Quando você coloca essa peça, há algo de propositalmente errado nela. A estampa não está ali para agradar. Está ali para desconfortar um pouco, para lembrar que a perfeição visual é uma mentira que nos vendem desde os tempos de Platão. A distorção seja ela cromática, geométrica ou conceitual é o coração dessa ideia. Ela questiona o que você acha que sabe sobre forma, equilíbrio e beleza. Quem veste esse moletom carrega uma pequena provocação nos ombros. Não é uma roupa bonita. É uma roupa inteligente. E há uma diferença abissal entre as duas.
A história dessa estampa bebe em fontes profundas: na história da arte moderna, onde artistas como Picasso e os Cubistas fraturaram a representação visual para revelar verdades múltiplas sobre um mesmo objeto. A Distorção é uma linguagem. É o que acontece quando você para de fingir que vê o mundo como as câmeras veem em perspectiva linear, rígida, previsível. Os artistas abstracionistas entenderam isso. Também entendia Duchamp, que simplesmente reposicionou objetos do dia a dia e disse: "Isto é arte." Ou talvez você prefira ir mais adiante: à psicanálise de Lacan, à semiótica de Derrida, à ideia de que significado é sempre um fenômeno deslizante, nunca fixo. Distorcer é, paradoxalmente, revelar mais verdade.
Por que isso importa em 2024? Porque vivemos em um mundo saturado de imagens perfeitas, feeds otimizados, realidades retocadas por inteligência artificial. A distorção virou contraposição natural. Virou honestidade. Quando você escolhe uma peça com uma estampa que não segue as regras da composição visual tradicional, você está dizendo: "Não estou interessado em parecer consumidor de beleza. Estou interessado em consumir ideias." É um ato político, ainda que discreto. É uma pequena rebeldia que cabe num moletom de inverno.

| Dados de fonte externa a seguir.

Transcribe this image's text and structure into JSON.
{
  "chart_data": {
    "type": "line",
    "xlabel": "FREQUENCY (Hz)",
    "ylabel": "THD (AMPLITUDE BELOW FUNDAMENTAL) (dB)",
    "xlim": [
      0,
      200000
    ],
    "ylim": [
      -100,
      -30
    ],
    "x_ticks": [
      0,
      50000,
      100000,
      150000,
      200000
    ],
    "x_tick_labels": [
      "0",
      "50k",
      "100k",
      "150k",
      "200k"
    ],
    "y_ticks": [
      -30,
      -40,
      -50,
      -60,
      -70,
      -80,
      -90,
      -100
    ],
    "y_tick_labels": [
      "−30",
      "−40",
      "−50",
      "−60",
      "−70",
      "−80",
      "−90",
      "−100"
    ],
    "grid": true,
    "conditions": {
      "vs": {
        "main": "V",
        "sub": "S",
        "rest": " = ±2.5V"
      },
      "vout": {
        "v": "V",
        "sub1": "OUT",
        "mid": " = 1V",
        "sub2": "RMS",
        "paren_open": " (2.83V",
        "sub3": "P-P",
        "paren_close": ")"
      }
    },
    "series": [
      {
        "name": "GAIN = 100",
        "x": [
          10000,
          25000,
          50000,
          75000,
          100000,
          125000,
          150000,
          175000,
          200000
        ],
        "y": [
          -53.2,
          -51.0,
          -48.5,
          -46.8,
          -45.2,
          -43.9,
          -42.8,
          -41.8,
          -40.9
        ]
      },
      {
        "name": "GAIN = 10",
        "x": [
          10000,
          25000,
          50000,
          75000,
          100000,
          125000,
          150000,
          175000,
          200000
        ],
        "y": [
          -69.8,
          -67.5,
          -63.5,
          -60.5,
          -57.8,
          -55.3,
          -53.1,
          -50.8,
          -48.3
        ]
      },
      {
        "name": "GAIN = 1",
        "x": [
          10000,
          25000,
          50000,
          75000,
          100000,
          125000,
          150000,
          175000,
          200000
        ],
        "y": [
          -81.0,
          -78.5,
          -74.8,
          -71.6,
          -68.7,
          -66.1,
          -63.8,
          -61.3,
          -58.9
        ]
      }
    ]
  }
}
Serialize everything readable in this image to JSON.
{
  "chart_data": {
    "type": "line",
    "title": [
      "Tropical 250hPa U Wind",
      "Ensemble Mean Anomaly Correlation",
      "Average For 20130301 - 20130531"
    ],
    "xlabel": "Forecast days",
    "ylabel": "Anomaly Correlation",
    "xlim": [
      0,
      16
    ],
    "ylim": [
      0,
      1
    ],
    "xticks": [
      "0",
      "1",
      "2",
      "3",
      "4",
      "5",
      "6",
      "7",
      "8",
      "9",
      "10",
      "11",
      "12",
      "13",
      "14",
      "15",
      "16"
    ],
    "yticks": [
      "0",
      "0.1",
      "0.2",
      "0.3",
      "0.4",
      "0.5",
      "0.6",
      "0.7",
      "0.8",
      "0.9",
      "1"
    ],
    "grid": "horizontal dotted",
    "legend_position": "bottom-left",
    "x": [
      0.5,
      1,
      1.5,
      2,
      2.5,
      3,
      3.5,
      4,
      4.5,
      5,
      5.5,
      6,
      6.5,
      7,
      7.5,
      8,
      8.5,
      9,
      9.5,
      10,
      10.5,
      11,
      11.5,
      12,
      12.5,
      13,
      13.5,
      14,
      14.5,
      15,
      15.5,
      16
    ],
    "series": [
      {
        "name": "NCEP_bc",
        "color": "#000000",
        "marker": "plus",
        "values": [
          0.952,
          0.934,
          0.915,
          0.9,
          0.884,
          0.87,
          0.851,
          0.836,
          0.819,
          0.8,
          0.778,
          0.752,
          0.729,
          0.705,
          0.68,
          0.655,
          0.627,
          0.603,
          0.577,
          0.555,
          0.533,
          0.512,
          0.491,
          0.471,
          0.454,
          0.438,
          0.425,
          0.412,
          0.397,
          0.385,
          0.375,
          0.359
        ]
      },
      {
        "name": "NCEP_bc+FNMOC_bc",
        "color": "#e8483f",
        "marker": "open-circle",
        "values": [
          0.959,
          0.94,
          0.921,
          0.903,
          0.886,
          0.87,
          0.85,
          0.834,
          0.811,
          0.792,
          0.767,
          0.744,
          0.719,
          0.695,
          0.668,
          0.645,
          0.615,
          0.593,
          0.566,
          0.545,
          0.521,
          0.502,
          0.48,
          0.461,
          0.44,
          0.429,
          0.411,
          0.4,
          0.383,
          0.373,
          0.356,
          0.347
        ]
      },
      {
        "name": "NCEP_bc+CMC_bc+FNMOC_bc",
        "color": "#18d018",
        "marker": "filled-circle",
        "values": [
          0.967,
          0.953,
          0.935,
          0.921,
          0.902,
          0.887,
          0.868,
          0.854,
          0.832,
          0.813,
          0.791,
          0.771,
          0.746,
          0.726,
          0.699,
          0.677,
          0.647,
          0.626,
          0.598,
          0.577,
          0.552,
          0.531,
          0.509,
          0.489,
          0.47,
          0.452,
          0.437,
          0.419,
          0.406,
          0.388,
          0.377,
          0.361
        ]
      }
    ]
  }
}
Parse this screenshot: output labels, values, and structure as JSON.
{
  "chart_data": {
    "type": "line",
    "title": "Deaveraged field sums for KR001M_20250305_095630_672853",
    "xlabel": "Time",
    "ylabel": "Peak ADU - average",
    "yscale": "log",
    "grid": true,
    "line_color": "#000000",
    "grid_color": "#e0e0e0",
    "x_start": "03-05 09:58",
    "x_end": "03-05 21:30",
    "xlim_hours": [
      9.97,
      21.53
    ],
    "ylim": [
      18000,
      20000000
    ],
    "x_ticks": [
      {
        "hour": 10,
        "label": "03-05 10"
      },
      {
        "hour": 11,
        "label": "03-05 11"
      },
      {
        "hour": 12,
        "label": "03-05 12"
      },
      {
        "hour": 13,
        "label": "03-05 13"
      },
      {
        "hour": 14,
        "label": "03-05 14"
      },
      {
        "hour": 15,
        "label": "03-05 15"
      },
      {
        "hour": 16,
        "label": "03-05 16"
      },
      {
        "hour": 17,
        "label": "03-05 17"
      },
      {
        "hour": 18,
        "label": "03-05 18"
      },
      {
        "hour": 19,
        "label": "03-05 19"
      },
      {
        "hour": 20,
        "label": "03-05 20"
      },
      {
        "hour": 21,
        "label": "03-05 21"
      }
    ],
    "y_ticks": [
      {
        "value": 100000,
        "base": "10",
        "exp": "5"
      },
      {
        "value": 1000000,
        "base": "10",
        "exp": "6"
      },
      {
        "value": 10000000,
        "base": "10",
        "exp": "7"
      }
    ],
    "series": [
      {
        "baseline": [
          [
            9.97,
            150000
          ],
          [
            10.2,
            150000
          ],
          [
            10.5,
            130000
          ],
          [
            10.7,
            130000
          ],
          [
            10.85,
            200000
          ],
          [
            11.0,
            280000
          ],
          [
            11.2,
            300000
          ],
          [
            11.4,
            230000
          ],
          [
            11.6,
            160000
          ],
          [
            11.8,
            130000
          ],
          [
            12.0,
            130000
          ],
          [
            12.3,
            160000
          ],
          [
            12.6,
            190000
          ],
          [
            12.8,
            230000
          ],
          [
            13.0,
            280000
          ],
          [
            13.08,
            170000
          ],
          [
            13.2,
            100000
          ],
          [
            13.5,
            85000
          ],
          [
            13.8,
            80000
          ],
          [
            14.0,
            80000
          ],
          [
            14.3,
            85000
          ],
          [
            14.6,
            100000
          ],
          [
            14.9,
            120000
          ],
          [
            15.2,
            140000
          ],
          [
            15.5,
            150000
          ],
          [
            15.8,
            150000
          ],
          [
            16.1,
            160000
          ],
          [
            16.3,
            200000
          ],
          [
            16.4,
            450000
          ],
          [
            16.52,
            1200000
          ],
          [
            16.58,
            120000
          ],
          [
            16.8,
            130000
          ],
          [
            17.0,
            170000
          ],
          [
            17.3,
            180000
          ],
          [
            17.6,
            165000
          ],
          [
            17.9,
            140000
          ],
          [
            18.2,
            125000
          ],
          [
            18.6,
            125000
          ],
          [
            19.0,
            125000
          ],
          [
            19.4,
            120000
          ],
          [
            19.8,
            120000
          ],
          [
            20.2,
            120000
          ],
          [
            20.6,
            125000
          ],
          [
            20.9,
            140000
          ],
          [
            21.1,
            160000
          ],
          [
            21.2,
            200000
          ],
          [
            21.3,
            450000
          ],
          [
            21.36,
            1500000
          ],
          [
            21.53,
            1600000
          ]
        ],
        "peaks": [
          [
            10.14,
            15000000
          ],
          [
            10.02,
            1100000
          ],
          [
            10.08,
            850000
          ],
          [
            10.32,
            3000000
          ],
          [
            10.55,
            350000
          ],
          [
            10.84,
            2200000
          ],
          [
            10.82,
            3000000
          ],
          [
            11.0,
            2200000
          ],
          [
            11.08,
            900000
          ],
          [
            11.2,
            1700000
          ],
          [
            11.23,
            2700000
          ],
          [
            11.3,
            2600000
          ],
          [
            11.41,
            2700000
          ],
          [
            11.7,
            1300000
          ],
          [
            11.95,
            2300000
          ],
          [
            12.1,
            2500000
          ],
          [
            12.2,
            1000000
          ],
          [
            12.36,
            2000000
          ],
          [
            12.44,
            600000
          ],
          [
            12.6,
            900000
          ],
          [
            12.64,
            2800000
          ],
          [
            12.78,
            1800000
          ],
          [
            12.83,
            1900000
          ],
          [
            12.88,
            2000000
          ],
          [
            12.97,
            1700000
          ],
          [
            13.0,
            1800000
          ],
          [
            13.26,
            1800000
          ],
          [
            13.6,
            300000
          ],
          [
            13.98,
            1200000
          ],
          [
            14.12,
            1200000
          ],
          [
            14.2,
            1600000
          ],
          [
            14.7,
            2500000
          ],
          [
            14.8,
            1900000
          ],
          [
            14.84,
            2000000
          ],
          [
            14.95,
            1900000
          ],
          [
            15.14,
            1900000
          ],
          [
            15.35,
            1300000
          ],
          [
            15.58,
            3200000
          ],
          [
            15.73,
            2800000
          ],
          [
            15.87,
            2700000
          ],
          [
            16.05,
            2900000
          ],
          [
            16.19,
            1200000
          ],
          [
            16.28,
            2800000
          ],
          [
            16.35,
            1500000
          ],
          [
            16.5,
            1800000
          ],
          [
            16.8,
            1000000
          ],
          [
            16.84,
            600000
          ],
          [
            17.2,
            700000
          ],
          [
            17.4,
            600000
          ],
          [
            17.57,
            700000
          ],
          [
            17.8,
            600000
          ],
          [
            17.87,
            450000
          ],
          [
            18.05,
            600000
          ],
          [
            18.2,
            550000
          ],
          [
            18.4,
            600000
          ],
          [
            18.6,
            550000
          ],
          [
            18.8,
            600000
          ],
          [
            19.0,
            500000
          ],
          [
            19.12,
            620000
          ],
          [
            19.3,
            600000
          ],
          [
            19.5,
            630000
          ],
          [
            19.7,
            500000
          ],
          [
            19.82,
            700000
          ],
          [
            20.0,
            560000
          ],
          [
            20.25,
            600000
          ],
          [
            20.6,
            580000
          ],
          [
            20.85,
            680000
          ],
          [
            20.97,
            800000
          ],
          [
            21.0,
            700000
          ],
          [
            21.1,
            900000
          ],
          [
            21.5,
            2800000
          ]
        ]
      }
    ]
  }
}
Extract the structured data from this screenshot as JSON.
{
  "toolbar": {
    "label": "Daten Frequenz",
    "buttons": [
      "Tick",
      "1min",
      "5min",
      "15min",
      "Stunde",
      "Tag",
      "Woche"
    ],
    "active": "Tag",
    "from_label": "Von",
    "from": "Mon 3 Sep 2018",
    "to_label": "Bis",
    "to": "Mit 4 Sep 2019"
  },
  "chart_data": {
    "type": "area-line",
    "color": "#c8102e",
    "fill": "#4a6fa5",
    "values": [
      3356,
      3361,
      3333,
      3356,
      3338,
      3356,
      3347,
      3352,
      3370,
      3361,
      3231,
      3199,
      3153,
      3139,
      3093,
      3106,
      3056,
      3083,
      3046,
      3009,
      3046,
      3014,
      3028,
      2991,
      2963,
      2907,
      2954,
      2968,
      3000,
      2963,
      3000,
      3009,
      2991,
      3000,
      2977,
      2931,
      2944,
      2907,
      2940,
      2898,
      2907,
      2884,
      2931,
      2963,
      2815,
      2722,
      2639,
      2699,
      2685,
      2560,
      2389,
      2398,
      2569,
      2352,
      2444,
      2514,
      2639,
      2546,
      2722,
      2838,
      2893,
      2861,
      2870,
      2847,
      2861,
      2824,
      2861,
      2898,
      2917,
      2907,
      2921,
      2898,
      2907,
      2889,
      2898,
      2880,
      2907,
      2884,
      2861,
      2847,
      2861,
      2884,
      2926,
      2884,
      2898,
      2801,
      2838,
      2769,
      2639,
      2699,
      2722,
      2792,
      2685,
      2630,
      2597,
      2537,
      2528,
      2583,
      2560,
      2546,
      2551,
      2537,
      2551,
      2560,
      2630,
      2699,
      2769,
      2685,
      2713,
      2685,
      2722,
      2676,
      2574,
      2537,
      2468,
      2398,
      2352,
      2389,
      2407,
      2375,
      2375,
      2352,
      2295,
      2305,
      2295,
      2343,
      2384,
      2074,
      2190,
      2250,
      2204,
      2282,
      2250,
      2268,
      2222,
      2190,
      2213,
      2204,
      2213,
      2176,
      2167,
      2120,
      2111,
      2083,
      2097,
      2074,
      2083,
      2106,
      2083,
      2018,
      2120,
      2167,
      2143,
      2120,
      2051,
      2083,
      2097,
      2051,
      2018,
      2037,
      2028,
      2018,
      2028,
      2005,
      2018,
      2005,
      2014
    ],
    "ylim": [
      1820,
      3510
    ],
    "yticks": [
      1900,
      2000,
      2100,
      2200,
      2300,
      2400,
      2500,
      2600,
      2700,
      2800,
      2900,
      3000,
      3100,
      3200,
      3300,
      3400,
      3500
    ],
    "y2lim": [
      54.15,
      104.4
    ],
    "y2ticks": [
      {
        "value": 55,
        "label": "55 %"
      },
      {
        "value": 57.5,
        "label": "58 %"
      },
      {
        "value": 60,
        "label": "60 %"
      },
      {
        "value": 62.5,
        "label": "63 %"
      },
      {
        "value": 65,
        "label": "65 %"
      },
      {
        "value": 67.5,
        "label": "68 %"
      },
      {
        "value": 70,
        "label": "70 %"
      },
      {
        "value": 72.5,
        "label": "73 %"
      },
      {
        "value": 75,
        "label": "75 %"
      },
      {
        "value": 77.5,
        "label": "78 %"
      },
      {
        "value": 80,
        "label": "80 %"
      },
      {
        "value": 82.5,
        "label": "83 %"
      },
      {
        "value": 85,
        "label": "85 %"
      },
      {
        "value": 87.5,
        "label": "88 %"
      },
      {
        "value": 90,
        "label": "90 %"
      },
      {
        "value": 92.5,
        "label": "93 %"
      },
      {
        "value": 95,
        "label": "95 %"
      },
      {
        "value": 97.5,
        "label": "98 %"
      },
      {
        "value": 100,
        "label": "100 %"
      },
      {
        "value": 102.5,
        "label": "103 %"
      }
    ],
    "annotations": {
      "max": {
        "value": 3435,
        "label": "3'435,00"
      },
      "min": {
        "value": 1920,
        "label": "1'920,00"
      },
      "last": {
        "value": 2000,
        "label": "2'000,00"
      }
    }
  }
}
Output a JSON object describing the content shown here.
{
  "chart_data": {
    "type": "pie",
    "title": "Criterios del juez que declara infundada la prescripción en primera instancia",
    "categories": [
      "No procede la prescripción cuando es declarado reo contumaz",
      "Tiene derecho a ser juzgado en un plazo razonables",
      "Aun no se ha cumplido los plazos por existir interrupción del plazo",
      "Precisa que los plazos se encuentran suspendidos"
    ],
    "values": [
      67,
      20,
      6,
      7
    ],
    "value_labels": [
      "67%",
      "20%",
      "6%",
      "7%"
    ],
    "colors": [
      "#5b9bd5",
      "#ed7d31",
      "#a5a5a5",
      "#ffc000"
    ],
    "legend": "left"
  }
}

Agora, a peça em si: um moletom suéter slim em moletinho leve, a textura perfeita para dias frios que não pedem desculpa. Sem capuz porque a intenção aqui não é se esconder, mas se posicionar. O corte slim é arquitetônico: afirma o corpo sem sufocá-lo, define sem cercear. Os punhos e a barra canelados criam uma sensação de precisão, de controle, de intenção. É a estrutura que segura a rebeldia da estampa. PP ao 3G: porque a ideia não tem tamanho. Porque uma provocação cabe em qualquer corpo. No inverno, quando tudo nos pede para nos retrairmos, esse moletom funciona como uma casca que protege mas não aprisiona. A leveza do tecido significa que ele respira com você, que não é uma armadura, mas uma segunda pele. E uma segunda pele pode muito bem ter uma distorção, uma cicatriz, uma marca que a torna mais verdadeira que qualquer epiderme sem história.
A Lacraste coloca essa estampa aqui porque entende que roupas não são decoração. São pensamento materializando no corpo. Quando escolhemos vestiário, estamos fazendo uma declaração sobre como nos posicionamos diante do mundo. Essa peça não tenta ser invisível. Nem pretende ser gritante. Ela funciona num espectro diferente: no espectro da referência, da inteligência visual, daquilo que premia quem vê. Porque há pessoas que vão reconhecer essa sensibilidade estética. Há pessoas que vão entender por que a distorção não é um erro, mas uma estratégia. E há pessoas que vão descobrir depois, pesquisarão, lerão, aprenderão e vestirão essa peça com mais profundidade.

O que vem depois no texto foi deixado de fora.